Summary of MLV U3 end mutants used in this study. Deletions shown in the boxes are at the U3 ends of both LTRs. ▴ indicates the position of the deletion, and • indicates the strong enhancement observed at ≈20 bp from the U3 end. Viral replication was determined by measuring the reverse transcriptase activity in culture supernatants. Integration activity was assayed with preintegration complexes in the corresponding cytoplasmic extracts. MM-PCR was used to assay for the presence of the characteristic enhancements (see Fig. 5).

Figure 5

Footprints on the viral DNA ends of various MLV mutants.

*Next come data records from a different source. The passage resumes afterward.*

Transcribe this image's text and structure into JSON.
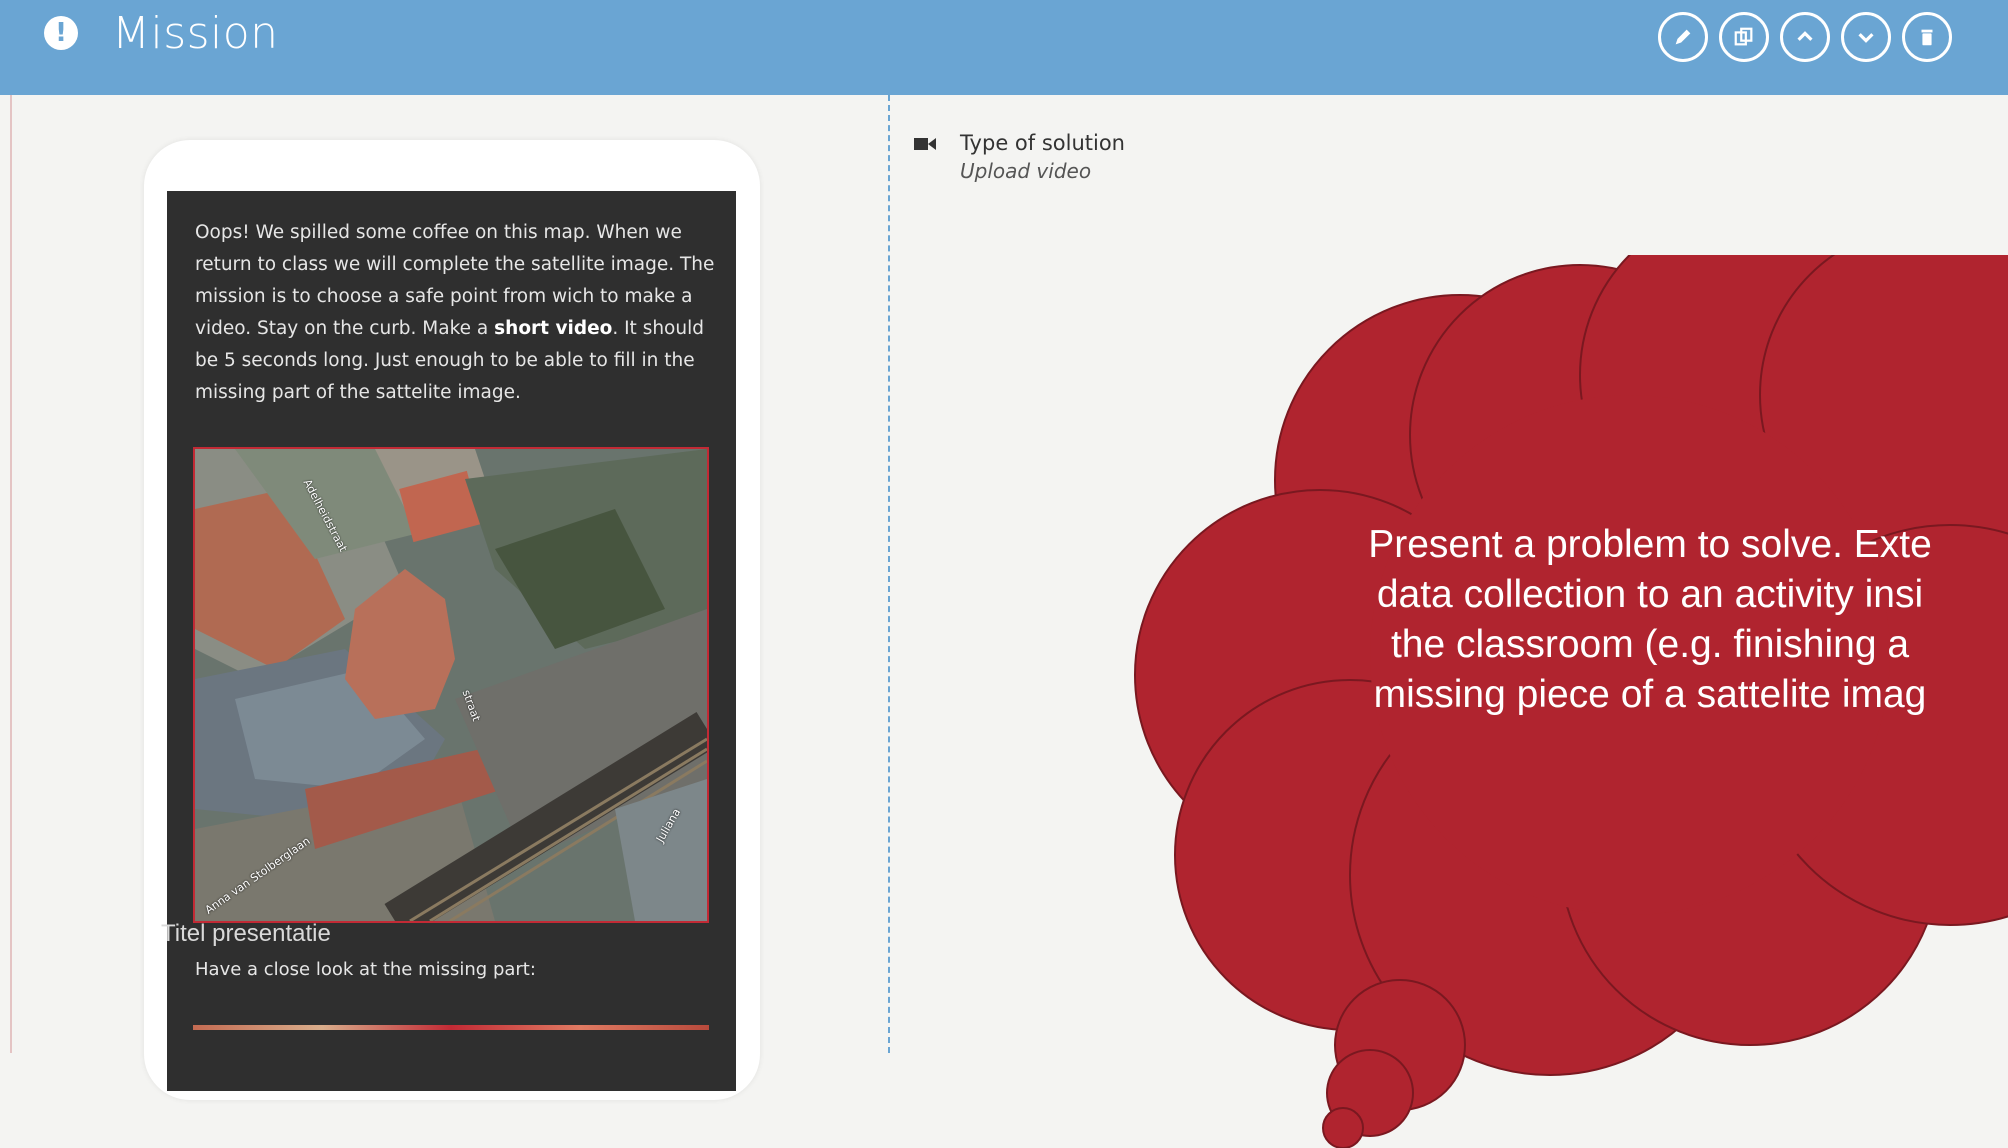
{
  "header": {
    "title": "Mission",
    "alert_icon": "!",
    "actions": [
      {
        "name": "edit-button",
        "icon": "pencil-icon"
      },
      {
        "name": "duplicate-button",
        "icon": "copy-icon"
      },
      {
        "name": "move-up-button",
        "icon": "chevron-up-icon"
      },
      {
        "name": "move-down-button",
        "icon": "chevron-down-icon"
      },
      {
        "name": "delete-button",
        "icon": "trash-icon"
      }
    ],
    "colors": {
      "bar": "#6aa5d3",
      "icon": "#ffffff"
    }
  },
  "mission": {
    "description_parts": [
      "Oops! We spilled some coffee on this map. When we return to class we will complete the satellite image. The mission is to choose a safe point from wich to make a video. Stay on the curb. Make a ",
      "short video",
      ". It should be 5 seconds long. Just enough to be able to fill in the missing part of the sattelite image."
    ],
    "map_labels": [
      "Adelheidstraat",
      "straat",
      "Anna van Stolberglaan",
      "Juliana"
    ],
    "missing_part_label": "Have a close look at the missing part:"
  },
  "solution": {
    "icon": "video-camera-icon",
    "label": "Type of solution",
    "value": "Upload video"
  },
  "callout": {
    "lines": [
      "Present a problem to solve. Exte",
      "data collection to an activity insi",
      "the classroom (e.g. finishing a",
      "missing piece of a sattelite imag"
    ],
    "color": "#b0242f"
  },
  "footer": {
    "presentation_title": "Titel presentatie"
  }
}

All complexes were salt-stripped and reconstituted with BAF followed by MM-PCR. Characteristic enhancements are located at ≈20 bp and ≈100 bp from the U3 end, and ≈20 bp from the U5 end. Shown are footprints on the U3 (A) and U5 (B) viral DNA ends. (a) Control MLV preintegration complexes made by coculturing clone 4 with NIH 3T3 cells. (b-d) Preintegration complexes obtained by transient transfection of 293T cells with plasmid (b) pNCA (wild-type MLV); (c) pSQ70 (active dl8276–22 MLV); and (d) pJM1X1 (inactive dl8269–7 MLV). Reconstitution was done in the absence of BAF in lanes 1 and with 2 ng BAF in lanes 2.